A 1ª Vara da Fazenda Pública da comarca de Joinville condenou o proprietário de um empreendimento de turismo de aventura e uma empresa do ramo de atividades recreativas com quadriciclos pelo crime de dano ambiental, em razão da supressão de vegetação nativa, intervenção em área de preservação permanente e exploração de atividade potencialmente poluidora sem licenciamento ambiental.
O caso teve origem a partir de apurações do Ministério Público do Estado de Santa Catarina em área localizada na Área de Proteção Ambiental Serra Dona Francisca, em Joinville, onde funcionava um projeto voltado ao turismo ecológico com circulação de quadriciclos em trilhas abertas em meio à Mata Atlântica. Conforme os autos, o proprietário do imóvel era responsável pela implantação e manutenção da estrutura utilizada pelo empreendimento, enquanto a empresa atuava na exploração das atividades recreativas no local. Relatórios técnicos apontaram abertura e ampliação de trilhas, supressão de vegetação nativa, erosão do solo, construção irregular em área protegida e intervenções em cursos d’água, tudo sem autorização dos órgãos ambientais.
Em sua defesa, o homem alegou que os impactos ambientais eram insignificantes, sustentou que as trilhas já existiam e que não houve supressão relevante de vegetação. Também afirmou que a área estava em processo de regeneração e que a circulação de quadriciclos não configurava atividade potencialmente poluidora. A empresa, por sua vez, afirmou que o empreendimento nunca chegou efetivamente a funcionar, negou a existência de atividade estruturada no local e contestou os laudos técnicos produzidos nos autos.

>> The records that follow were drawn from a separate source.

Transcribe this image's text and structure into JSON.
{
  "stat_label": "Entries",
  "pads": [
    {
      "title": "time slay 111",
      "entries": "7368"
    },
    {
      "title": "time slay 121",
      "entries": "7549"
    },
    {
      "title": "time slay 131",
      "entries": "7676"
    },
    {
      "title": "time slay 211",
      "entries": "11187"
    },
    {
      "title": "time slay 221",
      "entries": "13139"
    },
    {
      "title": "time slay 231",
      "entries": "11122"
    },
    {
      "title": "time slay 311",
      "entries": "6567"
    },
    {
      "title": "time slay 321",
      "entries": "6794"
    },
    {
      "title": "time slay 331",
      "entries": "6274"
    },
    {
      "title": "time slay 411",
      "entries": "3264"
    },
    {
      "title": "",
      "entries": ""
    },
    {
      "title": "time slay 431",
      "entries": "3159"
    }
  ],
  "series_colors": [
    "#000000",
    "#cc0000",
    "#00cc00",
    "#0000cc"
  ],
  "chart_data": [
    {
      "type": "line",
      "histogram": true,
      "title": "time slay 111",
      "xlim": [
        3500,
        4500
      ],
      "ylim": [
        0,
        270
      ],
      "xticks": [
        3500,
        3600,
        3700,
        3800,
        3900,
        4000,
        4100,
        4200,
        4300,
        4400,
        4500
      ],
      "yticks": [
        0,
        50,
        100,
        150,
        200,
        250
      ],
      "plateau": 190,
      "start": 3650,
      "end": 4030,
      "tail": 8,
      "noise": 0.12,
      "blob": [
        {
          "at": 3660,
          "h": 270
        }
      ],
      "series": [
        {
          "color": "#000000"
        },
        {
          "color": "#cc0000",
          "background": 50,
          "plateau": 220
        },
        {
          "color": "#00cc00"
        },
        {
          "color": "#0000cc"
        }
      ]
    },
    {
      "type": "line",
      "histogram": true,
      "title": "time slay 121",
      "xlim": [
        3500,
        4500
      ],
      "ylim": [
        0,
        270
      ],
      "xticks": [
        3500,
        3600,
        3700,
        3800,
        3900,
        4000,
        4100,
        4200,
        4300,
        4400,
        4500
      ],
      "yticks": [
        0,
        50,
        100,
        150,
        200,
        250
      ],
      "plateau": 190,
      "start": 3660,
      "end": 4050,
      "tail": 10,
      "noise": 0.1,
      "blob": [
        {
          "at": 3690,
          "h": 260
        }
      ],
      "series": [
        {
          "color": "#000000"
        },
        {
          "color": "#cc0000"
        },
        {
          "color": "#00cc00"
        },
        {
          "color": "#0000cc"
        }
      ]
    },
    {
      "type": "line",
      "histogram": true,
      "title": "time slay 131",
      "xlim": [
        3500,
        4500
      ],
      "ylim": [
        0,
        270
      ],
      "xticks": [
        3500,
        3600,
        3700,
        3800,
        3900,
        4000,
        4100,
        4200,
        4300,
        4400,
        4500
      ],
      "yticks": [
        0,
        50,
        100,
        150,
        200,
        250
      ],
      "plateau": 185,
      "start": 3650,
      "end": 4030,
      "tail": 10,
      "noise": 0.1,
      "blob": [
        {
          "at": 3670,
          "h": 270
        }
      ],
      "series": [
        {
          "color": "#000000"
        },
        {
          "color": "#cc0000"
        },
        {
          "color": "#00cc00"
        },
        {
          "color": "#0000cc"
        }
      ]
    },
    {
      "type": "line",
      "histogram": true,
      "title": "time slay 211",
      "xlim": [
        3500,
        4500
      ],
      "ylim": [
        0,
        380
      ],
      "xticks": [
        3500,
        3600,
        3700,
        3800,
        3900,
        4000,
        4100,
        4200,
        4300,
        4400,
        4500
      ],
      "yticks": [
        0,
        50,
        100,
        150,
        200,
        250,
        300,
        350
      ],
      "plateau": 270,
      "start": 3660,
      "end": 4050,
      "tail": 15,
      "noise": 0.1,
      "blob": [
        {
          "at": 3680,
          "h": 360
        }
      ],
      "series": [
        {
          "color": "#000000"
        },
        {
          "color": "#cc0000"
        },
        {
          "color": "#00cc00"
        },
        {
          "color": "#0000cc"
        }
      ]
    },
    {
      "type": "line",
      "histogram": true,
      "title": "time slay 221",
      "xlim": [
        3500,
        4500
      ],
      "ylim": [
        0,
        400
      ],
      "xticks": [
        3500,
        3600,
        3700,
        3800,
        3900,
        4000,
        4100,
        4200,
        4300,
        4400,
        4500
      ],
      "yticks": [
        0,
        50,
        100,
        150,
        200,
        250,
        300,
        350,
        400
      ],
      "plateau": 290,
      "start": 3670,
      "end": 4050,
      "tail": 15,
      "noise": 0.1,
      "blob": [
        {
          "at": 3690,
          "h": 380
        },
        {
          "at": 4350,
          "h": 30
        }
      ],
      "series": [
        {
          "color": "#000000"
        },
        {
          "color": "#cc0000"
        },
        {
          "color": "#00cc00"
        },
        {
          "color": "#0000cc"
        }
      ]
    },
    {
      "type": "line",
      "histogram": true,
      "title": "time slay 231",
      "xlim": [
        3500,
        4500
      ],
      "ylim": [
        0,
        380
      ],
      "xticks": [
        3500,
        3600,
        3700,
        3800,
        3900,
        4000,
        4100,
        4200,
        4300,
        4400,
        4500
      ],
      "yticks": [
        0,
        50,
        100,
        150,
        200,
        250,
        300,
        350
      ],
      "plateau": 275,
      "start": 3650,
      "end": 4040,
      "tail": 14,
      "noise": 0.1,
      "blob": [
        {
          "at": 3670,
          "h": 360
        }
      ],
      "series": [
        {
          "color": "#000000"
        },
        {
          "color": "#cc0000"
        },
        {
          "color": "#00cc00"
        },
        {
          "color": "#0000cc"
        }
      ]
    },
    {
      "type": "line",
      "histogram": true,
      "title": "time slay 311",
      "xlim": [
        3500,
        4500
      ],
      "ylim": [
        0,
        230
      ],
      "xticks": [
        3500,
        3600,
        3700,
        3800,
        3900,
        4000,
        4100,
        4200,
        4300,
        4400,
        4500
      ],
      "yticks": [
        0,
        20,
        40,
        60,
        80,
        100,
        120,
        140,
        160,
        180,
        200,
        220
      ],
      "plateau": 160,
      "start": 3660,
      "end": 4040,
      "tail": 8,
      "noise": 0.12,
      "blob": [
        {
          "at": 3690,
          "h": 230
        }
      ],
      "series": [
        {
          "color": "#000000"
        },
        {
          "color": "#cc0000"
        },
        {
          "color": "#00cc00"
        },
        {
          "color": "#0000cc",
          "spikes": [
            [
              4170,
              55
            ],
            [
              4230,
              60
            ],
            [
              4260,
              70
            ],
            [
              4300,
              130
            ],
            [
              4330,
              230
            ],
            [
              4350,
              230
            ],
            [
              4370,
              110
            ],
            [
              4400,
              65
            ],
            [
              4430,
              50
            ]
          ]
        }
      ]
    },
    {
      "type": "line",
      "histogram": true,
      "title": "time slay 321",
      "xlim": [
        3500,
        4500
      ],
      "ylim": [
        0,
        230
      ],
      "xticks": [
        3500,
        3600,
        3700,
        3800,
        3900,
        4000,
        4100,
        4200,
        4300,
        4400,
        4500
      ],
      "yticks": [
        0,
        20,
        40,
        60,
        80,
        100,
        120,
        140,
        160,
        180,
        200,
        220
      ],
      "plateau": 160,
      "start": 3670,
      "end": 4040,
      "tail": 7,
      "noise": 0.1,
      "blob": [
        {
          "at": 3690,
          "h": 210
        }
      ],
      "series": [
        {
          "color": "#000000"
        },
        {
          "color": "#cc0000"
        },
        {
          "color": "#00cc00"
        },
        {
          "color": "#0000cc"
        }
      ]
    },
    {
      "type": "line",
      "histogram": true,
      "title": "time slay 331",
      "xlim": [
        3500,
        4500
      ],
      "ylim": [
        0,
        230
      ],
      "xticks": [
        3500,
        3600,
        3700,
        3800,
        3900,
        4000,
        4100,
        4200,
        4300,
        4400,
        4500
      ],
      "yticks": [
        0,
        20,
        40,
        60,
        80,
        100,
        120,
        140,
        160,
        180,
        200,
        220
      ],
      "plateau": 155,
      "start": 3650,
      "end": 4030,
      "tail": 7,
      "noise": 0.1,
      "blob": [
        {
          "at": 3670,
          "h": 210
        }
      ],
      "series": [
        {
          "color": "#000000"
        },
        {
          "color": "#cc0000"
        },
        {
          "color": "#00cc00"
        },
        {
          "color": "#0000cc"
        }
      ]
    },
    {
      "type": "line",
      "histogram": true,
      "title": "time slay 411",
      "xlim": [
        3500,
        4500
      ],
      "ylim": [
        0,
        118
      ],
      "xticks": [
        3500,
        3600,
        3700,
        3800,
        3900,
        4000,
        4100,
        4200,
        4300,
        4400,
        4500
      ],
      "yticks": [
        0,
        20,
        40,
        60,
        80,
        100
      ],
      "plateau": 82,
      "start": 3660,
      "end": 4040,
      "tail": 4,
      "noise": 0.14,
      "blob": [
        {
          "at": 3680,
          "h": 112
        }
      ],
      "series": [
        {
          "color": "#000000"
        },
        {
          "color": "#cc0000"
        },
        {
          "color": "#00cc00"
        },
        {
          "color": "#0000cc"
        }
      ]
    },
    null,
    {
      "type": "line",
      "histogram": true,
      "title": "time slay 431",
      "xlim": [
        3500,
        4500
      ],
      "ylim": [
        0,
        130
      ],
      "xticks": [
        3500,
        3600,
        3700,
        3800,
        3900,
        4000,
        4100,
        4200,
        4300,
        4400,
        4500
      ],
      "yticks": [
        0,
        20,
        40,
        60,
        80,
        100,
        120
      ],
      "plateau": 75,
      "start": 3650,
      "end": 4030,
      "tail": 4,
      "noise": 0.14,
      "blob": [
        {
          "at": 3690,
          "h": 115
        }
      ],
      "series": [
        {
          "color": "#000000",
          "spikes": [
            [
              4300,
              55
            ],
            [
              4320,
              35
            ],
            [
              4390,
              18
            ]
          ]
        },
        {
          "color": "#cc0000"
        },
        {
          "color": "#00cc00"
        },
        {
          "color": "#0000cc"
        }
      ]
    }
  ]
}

Porém, na sentença, o juízo destacou que o conjunto probatório demonstrou intervenções ambientais relevantes, com reabertura e ampliação de trilhas, supressão de vegetação nativa, implantação de estruturas em área de preservação permanente e impactos sobre recursos hídricos. O magistrado ressaltou ainda que a regeneração natural parcial da vegetação não afasta o dever de reparação integral dos danos ambientais, especialmente diante da permanência das estruturas irregulares e da continuidade dos efeitos da degradação.

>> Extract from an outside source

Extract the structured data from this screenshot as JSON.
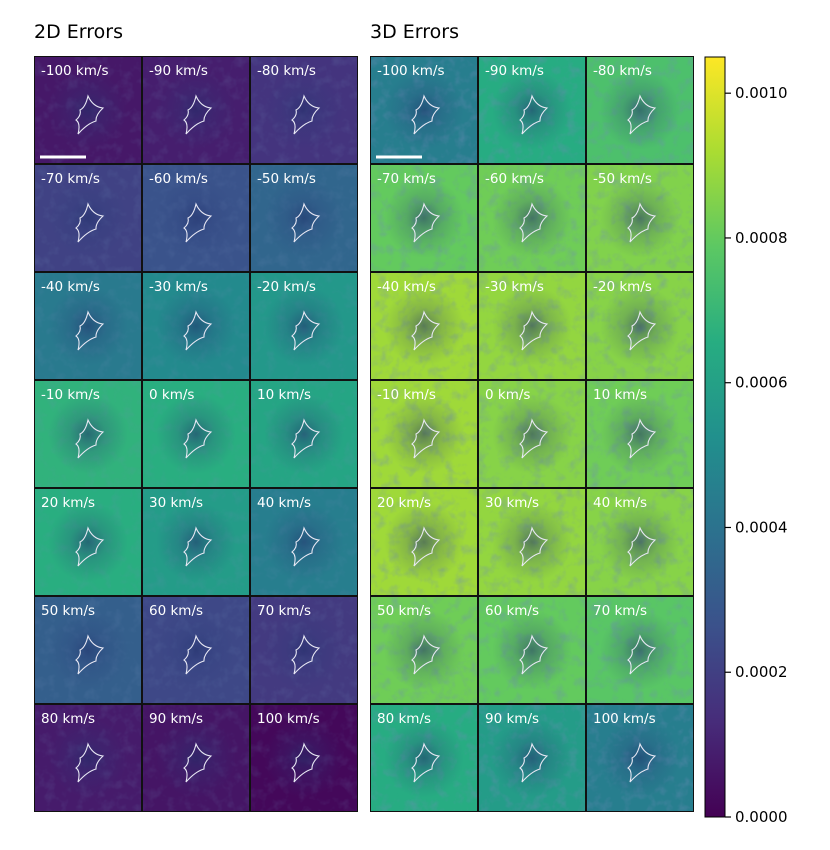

Ao final, o juiz julgou procedentes os pedidos para declarar a ocorrência de dano ambiental, determinar a cessação definitiva das atividades degradadoras no local, proibir a circulação de veículos motorizados sem licenciamento ambiental e obrigar os réus à elaboração e execução de Plano de Recuperação de Área Degradada (PRAD), além do pagamento de indenização pelos danos ambientais intercorrentes, cujo valor será apurado posteriormente. Cabe recurso da decisão.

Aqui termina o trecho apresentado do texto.